Extended Version of: On the Structural Hardness of Answer Set Programming: Can Structure Efficiently Confine the Power of Disjunctions?
This work addresses computational efficiency challenges in ASP for knowledge representation and industrial applications, but it is incremental as it builds on existing complexity studies.
The paper tackles the structural hardness of disjunctive Answer Set Programming (ASP) by analyzing parameters between vertex cover size and treewidth, providing a polynomial kernel for single-exponential runtime with vertex cover size and double-exponential lower bounds for parameters like treedepth, feedback vertex size, and cliquewidth. It shows that beyond vertex cover size, options are limited due to these hardness results.
Answer Set Programming (ASP) is a generic problem modeling and solving framework with a strong focus on knowledge representation and a rapid growth of industrial applications. So far, the study of complexity resulted in characterizing hardness and determining their sources, fine-grained insights in the form of dichotomy-style results, as well as detailed parameterized complexity landscapes.
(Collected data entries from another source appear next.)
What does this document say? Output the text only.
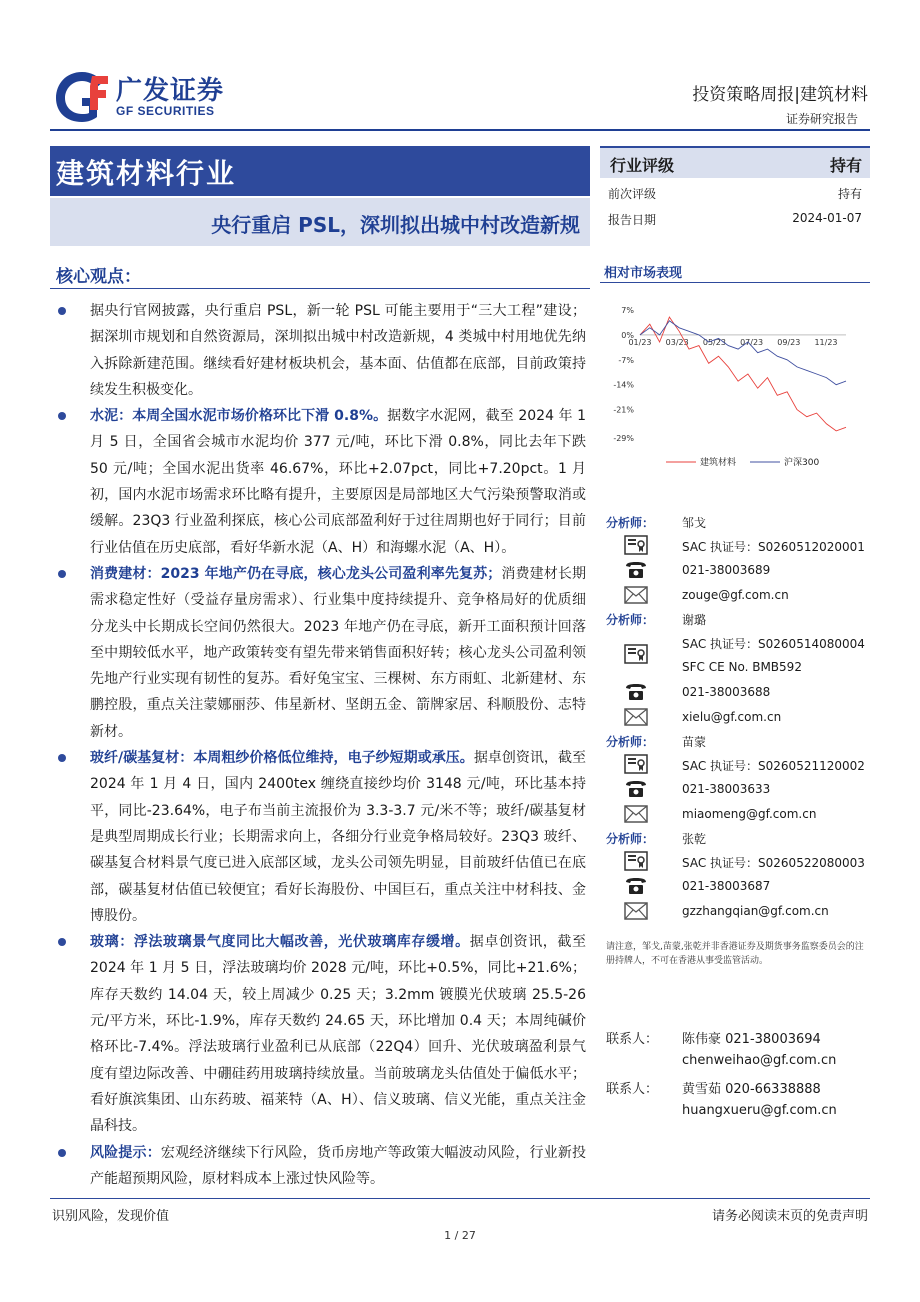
广发证券
GF SECURITIES
投资策略周报|建筑材料
证券研究报告
建筑材料行业
央行重启 PSL，深圳拟出城中村改造新规
行业评级	持有
前次评级	持有
报告日期	2024-01-07
核心观点：
据央行官网披露，央行重启 PSL，新一轮 PSL 可能主要用于“三大工程”建设；据深圳市规划和自然资源局，深圳拟出城中村改造新规，4 类城中村用地优先纳入拆除新建范围。继续看好建材板块机会，基本面、估值都在底部，目前政策持续发生积极变化。
水泥：本周全国水泥市场价格环比下滑 0.8%。据数字水泥网，截至 2024 年 1 月 5 日，全国省会城市水泥均价 377 元/吨，环比下滑 0.8%，同比去年下跌 50 元/吨；全国水泥出货率 46.67%，环比+2.07pct，同比+7.20pct。1 月初，国内水泥市场需求环比略有提升，主要原因是局部地区大气污染预警取消或缓解。23Q3 行业盈利探底，核心公司底部盈利好于过往周期也好于同行；目前行业估值在历史底部，看好华新水泥（A、H）和海螺水泥（A、H）。
消费建材：2023 年地产仍在寻底，核心龙头公司盈利率先复苏；消费建材长期需求稳定性好（受益存量房需求）、行业集中度持续提升、竞争格局好的优质细分龙头中长期成长空间仍然很大。2023 年地产仍在寻底，新开工面积预计回落至中期较低水平，地产政策转变有望先带来销售面积好转；核心龙头公司盈利领先地产行业实现有韧性的复苏。看好兔宝宝、三棵树、东方雨虹、北新建材、东鹏控股，重点关注蒙娜丽莎、伟星新材、坚朗五金、箭牌家居、科顺股份、志特新材。
玻纤/碳基复材：本周粗纱价格低位维持，电子纱短期或承压。据卓创资讯，截至 2024 年 1 月 4 日，国内 2400tex 缠绕直接纱均价 3148 元/吨，环比基本持平，同比-23.64%，电子布当前主流报价为 3.3-3.7 元/米不等；玻纤/碳基复材是典型周期成长行业；长期需求向上，各细分行业竞争格局较好。23Q3 玻纤、碳基复合材料景气度已进入底部区域，龙头公司领先明显，目前玻纤估值已在底部，碳基复材估值已较便宜；看好长海股份、中国巨石，重点关注中材科技、金博股份。
玻璃：浮法玻璃景气度同比大幅改善，光伏玻璃库存缓增。据卓创资讯，截至 2024 年 1 月 5 日，浮法玻璃均价 2028 元/吨，环比+0.5%，同比+21.6%；库存天数约 14.04 天，较上周减少 0.25 天；3.2mm 镀膜光伏玻璃 25.5-26 元/平方米，环比-1.9%，库存天数约 24.65 天，环比增加 0.4 天；本周纯碱价格环比-7.4%。浮法玻璃行业盈利已从底部（22Q4）回升、光伏玻璃盈利景气度有望边际改善、中硼硅药用玻璃持续放量。当前玻璃龙头估值处于偏低水平；看好旗滨集团、山东药玻、福莱特（A、H）、信义玻璃、信义光能，重点关注金晶科技。
风险提示：宏观经济继续下行风险，货币房地产等政策大幅波动风险，行业新投产能超预期风险，原材料成本上涨过快风险等。
相对市场表现
7%
0%
-7%
-14%
-21%
-29%
01/23 03/23 05/23 07/23 09/23 11/23
建筑材料	沪深300
分析师： 邹戈
SAC 执证号：S0260512020001
021-38003689
zouge@gf.com.cn
分析师： 谢璐
SAC 执证号：S0260514080004
SFC CE No. BMB592
021-38003688
xielu@gf.com.cn
分析师： 苗蒙
SAC 执证号：S0260521120002
021-38003633
miaomeng@gf.com.cn
分析师： 张乾
SAC 执证号：S0260522080003
021-38003687
gzzhangqian@gf.com.cn
请注意，邹戈,苗蒙,张乾并非香港证券及期货事务监察委员会的注册持牌人，不可在香港从事受监管活动。
联系人： 陈伟豪 021-38003694
chenweihao@gf.com.cn
联系人： 黄雪茹 020-66338888
huangxueru@gf.com.cn
识别风险，发现价值	请务必阅读末页的免责声明
1 / 27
Unfortunately, for the well-known parameter treewidth disjunctive programs require double-exponential runtime under reasonable complexity assumptions. This quickly becomes out of reach. We deal with the classification of structural parameters for disjunctive ASP on the program's rule structure (incidence graph). First, we provide a polynomial kernel to obtain single-exponential runtime in terms of vertex cover size, despite subset-minimization being not represented in the program's structure. Then we turn our attention to strictly better structural parameters between vertex cover size and treewidth. Here, we provide double-exponential lower bounds for the most prominent parameters in that range: treedepth, feedback vertex size, and cliquewidth. Based on this, we argue that unfortunately our options beyond vertex cover size are limited. Our results provide an in-depth hardness study, relying on a novel reduction from normal to disjunctive programs, trading the increase of complexity for an exponential parameter compression.